He said, “Mr. Sterk Fontaine? Certain associates of mine have dealt with you in the past. They praise your discretion and your cunning.”

I said, “Mr. Lockenberg, I specialize in matters unusual, in items of peculiar interest to uncommon connoisseurs. If there is something you need, and the price is right, I can get it for you.”

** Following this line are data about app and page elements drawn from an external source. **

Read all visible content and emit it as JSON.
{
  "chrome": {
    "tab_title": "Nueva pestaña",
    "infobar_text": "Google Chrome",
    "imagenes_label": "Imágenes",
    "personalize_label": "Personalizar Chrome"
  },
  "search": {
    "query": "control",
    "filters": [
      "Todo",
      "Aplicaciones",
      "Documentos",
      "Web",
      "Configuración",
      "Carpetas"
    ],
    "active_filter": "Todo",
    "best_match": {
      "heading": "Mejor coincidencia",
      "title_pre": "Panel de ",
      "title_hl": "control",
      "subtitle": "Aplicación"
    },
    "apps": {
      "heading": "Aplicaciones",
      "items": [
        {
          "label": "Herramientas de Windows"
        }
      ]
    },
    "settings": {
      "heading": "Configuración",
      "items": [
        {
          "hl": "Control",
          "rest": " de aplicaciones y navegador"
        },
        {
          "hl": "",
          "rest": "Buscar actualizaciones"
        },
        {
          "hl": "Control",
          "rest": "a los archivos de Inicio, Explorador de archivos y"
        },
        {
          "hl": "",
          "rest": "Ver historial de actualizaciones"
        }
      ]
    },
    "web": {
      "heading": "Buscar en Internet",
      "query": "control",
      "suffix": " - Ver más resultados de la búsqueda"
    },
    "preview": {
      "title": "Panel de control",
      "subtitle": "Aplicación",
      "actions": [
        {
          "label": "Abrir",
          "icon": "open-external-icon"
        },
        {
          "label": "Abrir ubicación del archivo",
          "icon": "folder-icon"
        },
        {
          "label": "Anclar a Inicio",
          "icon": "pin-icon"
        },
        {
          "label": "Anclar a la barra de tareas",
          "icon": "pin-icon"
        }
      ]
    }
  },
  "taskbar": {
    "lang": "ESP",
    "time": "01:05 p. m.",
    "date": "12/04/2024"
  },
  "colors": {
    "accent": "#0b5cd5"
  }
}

“I presented to you a figure.”

“It’s right.” He sat across from me amidst the cramped, untidy clutter of that very same office, impeccably dressed in a tailored suit, sporting a fine felt hat and impatiently grasping a silver-headed cane, none of which dispelled the essential greasiness of the man. A big man, tall, but run to sloppy fat, his pallid face broad and jowly, his eyes inexpressive, little black beads lost in that expanse of moist dough. I caught a chill from his blank, icy gaze.

Following the standard sparring, I gave it to him like this: “You want me to steal that problematic silver ingot currently displayed in the Bisbee museum. Are we straight on that?”

Lockenberg smirked, shrugged. “I care not how you acquire it, so long as it subsequently enters into my possession.”

“Why?”

He frowned, a repellent sight. “I told you that I asked no questions. Colleagues inform me, Fontaine, that you operate on the same plane.”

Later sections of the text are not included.